Werner Bergs Kunst ist, wie jede Kunst, unliterarisch. Es fehlt ihr das Anekdotenhafte, das Allegorische, die Pointe. Seine Kunst ist Wirklichkeitskunst, ist verdichtete Wirklichkeit. Er ist ein großer Vereinfacher in der Malerei, wie Ernest Hemingway ein Vereinfacher in der Literatur ist. Noch etwas hat Berg mit Hemingway gemeinsam: die Liebe zur Welt, zur Natur, zu den Menschen. Ein eigener Menschenschlag, die Windischen, werden uns durch Bergs Bilder nahegebracht. Er zeigt die Menschen in ihrem Elen^ in ihrer Armseligkeit, in ihrer Schwäche.

Er meidet jede falsche Idealisierung. Und dadurch gewinnen seine Menschen Bedeutung und Leben. Erst wenn wir die Grenzen des Menschen kennen, kennen wir seine Größe. Erst wenn wir das Elend des Menschen kennen, kennen wir seine Würde.

Die Bilder Werner Bergs sind von inniger Zartheit, aber es ist die Zartheit eines Riesen oder eines Bären, die um so stärker wirkt, weil sie in Wahrheit verhaltene Kraft ist.

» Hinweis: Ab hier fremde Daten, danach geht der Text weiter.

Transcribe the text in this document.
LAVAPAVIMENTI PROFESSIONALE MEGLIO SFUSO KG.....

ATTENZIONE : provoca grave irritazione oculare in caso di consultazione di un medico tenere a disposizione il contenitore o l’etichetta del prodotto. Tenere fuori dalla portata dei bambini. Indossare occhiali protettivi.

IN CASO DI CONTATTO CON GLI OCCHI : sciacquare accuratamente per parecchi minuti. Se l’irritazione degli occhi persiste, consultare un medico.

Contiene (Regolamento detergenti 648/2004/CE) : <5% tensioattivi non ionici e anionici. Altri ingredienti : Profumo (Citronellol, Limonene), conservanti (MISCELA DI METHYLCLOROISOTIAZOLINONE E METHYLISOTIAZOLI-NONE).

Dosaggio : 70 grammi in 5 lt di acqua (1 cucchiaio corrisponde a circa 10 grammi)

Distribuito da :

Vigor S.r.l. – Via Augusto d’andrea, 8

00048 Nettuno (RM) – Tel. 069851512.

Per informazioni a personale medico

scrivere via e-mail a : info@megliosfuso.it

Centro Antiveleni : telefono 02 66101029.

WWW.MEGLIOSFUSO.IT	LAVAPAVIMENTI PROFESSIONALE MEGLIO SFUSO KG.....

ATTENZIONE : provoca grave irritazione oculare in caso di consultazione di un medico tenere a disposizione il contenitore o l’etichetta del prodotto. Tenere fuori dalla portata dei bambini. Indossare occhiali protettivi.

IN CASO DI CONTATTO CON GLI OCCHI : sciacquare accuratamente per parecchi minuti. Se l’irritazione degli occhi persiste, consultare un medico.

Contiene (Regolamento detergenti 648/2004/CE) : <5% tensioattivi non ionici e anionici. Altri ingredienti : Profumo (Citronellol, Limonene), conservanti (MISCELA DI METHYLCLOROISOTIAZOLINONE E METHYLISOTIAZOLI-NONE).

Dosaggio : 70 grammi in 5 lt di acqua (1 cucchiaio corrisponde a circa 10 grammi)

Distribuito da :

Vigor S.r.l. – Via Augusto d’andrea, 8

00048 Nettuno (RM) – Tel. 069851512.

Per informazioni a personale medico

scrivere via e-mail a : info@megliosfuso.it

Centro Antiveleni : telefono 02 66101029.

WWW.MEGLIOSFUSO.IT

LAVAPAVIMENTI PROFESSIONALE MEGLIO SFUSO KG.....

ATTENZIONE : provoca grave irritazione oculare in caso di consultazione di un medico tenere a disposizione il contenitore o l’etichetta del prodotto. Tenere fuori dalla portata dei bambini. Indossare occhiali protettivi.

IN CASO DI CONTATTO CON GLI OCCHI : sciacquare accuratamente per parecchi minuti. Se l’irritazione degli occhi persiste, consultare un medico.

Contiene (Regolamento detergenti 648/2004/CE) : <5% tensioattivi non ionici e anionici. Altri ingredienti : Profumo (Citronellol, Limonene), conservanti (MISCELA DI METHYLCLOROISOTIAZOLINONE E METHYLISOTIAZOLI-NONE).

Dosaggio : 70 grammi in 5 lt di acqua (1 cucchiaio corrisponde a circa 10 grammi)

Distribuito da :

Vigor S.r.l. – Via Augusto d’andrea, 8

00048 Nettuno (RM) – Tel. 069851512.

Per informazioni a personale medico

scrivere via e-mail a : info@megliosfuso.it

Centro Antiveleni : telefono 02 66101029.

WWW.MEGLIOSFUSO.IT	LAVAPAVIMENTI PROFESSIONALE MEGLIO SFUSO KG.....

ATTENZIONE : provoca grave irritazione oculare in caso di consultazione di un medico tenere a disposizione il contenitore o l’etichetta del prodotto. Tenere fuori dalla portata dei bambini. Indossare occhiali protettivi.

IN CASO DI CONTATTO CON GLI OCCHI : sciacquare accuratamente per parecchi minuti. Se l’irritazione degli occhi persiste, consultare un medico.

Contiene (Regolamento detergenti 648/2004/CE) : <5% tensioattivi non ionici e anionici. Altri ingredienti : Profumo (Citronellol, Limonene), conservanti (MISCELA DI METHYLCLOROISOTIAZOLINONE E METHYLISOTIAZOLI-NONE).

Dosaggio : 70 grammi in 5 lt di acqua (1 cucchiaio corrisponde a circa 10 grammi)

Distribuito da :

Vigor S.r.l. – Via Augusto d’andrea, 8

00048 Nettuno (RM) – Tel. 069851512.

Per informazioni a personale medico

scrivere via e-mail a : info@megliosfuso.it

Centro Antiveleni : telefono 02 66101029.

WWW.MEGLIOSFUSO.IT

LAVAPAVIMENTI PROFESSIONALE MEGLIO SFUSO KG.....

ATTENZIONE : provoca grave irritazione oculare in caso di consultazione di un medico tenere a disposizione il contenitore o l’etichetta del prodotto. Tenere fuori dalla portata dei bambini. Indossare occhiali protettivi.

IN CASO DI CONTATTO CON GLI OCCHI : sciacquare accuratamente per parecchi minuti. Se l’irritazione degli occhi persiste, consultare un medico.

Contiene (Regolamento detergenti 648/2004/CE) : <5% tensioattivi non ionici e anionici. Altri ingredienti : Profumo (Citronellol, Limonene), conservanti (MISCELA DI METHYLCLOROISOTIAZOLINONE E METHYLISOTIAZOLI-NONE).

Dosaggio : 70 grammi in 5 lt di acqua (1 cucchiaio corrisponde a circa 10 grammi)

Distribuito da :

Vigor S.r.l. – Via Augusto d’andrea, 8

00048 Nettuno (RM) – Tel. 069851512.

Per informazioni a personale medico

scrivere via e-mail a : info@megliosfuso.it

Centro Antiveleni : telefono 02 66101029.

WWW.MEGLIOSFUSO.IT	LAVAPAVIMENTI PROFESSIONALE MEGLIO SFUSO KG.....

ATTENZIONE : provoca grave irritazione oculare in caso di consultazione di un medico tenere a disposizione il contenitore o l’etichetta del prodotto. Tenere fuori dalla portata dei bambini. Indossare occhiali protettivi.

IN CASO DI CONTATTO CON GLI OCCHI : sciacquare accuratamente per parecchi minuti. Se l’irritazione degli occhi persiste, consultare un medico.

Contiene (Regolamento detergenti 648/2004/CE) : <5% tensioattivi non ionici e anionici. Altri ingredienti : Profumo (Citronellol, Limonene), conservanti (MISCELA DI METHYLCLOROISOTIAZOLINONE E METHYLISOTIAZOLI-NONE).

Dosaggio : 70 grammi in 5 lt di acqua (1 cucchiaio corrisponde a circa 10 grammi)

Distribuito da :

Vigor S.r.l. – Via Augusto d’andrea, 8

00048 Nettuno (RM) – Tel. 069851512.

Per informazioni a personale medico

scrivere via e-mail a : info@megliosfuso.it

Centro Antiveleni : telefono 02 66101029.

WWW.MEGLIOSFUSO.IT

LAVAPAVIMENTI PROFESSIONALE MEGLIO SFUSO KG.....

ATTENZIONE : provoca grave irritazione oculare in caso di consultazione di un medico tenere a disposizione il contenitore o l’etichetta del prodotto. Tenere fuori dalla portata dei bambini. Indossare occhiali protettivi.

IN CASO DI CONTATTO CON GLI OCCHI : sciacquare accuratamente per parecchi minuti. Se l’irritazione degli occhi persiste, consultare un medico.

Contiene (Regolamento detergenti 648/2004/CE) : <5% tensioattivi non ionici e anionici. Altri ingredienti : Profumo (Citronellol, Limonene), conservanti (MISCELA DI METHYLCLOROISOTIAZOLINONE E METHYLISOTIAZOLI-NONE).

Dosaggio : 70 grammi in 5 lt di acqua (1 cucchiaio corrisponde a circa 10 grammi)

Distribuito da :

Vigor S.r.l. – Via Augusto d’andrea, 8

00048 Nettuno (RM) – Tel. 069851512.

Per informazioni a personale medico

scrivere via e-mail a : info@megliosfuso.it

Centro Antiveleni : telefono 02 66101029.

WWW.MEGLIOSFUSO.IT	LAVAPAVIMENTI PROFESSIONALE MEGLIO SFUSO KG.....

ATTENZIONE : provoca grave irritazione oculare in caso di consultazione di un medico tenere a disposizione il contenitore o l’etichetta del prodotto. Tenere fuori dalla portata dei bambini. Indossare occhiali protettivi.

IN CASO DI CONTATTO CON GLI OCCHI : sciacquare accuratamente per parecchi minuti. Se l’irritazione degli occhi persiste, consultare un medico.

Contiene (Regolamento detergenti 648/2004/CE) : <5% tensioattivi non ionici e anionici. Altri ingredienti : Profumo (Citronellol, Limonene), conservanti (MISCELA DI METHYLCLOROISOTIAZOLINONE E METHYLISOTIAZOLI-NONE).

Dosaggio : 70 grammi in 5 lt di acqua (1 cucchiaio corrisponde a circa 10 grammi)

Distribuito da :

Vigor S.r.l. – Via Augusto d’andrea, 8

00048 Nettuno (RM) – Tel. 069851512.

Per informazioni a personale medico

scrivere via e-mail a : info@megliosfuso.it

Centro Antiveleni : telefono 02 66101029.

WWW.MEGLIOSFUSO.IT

Viele der Bilder haben eigenartige, sehr schmale Formate, so „Rutarhof, Februarabend“ (120 cm hoch, 40 cm breit), oder „Schlittenfahrt vor Tag“ (100:60 cm), die zu den schönsten gehören. Das verstärkt noch den .Eindruck, den die Perspektive vermittelt, und der auch von den Holzschnitten ausgeht: daß da eine Welt vor uns liegt, die wir durch einen Türspalt betrachten dürfen. Und bewundern.